Golf Swing Transition

Transition of the hips is one of the biggest faults in a golf swing. Most amateurs have a tendency to over rotate their hips and as a result, the club comes through on an outward-inward swing plane. This type of rotation generally creates that dreaded slice. In some cases, like myself, I generally pull the ball to the left side of the fairway.

My problem, other than having a bobble head, is in my hips. When swinging at the correct tempo my hips are in sync with the rest of my swing. However, if I swing too fast, thinking that I will hit the ball farther, my hips pop open and my right knee finishes pointing at the ball. This is a known fault of mine and I continually work on correcting it.

I also have difficulty explaining the proper hip / thigh process. So, I found this quick video from the National University Golf Academy. Ted Norby explains the proper process to follow to make consistent, solid contact every time.

Watching the video highlighted my challenge with my right knee. Now that I have a fix, I am off to the range.

What do you think? Is the hip / knee transition as important as Norby highlights?

I am a grateful golfer! See you on the links!

7 thoughts on “Golf Swing Transition

  1. The pivot is both the most important and misunderstood fundamental. Your pivot must support and move your upper body. You’ll never get proper arm/hand/clubhead movements with a bad pivot.

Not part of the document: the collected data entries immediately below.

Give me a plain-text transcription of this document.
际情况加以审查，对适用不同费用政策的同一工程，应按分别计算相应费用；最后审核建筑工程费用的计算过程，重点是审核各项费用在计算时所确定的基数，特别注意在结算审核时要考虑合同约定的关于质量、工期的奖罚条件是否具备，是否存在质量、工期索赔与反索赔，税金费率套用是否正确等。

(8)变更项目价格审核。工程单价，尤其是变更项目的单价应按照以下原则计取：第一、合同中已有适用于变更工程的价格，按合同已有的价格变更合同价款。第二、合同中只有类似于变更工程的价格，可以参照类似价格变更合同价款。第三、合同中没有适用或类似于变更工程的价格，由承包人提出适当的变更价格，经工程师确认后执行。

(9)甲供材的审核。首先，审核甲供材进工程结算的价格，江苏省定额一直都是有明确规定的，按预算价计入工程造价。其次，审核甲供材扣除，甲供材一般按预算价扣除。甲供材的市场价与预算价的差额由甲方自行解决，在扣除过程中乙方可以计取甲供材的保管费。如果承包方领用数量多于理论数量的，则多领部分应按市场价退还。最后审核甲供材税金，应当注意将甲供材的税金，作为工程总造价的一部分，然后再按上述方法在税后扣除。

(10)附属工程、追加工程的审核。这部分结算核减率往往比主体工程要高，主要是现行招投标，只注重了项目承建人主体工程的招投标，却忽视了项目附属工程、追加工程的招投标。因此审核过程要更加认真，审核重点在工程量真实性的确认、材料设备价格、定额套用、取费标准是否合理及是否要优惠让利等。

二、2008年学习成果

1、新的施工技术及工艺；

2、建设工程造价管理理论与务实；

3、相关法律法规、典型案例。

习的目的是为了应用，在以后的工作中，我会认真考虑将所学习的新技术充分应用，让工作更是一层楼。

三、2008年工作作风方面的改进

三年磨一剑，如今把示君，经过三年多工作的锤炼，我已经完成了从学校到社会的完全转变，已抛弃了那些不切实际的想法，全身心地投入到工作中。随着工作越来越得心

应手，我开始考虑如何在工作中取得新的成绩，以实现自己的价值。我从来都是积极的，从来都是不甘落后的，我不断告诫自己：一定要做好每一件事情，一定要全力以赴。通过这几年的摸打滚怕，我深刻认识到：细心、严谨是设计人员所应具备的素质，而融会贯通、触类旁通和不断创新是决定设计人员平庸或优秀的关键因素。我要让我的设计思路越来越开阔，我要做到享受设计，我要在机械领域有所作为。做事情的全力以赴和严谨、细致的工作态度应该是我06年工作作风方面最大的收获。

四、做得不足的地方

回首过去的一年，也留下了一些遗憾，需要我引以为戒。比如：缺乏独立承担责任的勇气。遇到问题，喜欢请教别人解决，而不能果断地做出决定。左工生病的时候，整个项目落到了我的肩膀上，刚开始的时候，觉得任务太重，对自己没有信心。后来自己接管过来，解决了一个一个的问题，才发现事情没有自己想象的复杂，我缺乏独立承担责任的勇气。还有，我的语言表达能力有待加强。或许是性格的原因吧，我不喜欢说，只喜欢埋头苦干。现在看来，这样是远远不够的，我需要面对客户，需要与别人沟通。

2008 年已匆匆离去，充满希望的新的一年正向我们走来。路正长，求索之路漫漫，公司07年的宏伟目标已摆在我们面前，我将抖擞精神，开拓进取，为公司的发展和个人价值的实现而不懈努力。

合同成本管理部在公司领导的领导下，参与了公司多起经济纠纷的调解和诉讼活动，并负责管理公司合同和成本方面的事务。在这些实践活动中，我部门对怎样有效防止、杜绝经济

    I was always intrigued by the Nelson/Snead squat move but could never get it to work or even come close to feeling natural and “good”. Then I found Kelvin Myahira’s articles. When you go to Kelvin’s blog, do a search for “squat move” and let that start your journey.

    It should be said that getting into Kelvin’s theories will force you to go through all of your fundamental concepts of the swing. Which is exactly what I was looking since I tried for years to be a good student of the “modern fundamentals”. All that accomplished was me shooting in the low-mid 70’s to mid-high 80’s…..not a fun ride. With the lack of improvement in average golf scores for decades, it seems pretty obvious something has been missing from a teaching standpoint.

    Liked by 1 person

      • There are two videos, in particular, by Kelvin that I watched within the first day or so of reading his articles. They were: “spine engine swing”(he’s holding a ruler in the little preview when googled) and “how the spine works in the golf swing”, where he demonstrates with a skeletal model of the spine and pelvis. These two short videos kind of opened the floodgates in confirming I may be on the right path, at last. That was about 8 months ago. The improvement and my understanding of the swing has not stopped. I’m actually working on my neglected short game for the first time in years because the full swing has become so much “simpler”.

        There are so many little things that happen naturally in my swing now that I used to strive for, struggle and never achieve. I learned the hard way that it doesn’t matter how badly you want a flat left wrist at impact or how much you want the lower body to lead the way. If you don’t pivot correctly it will never happen. The squat move he explains can/will lead directly to EASILY getting the right elbow down and in front of your right hip…….how can your right leg go toward the target to start the downswing and allow for the right elbow to come down on plane? The answer is, it can’t. At least not naturally/seemlessly. If the right leg goes to the target, so must the right hip. You could perhaps get the elbow in front now but, how could it be anything except an over the top move.

        I hope Kelvin’s articles treat you well. I have been reluctant to share with too many people for fear that the information will overwhelm them. It’s kind of weird, at times I think his stuff would be great for a beginner to give them a good clean start. Then I think, maybe they’ll try reading a few articles and run away screaming and pulling their hair out. Kelvin is definitely the “scientific” type of teacher. The information is all there it just needs a little artistry to bring it home.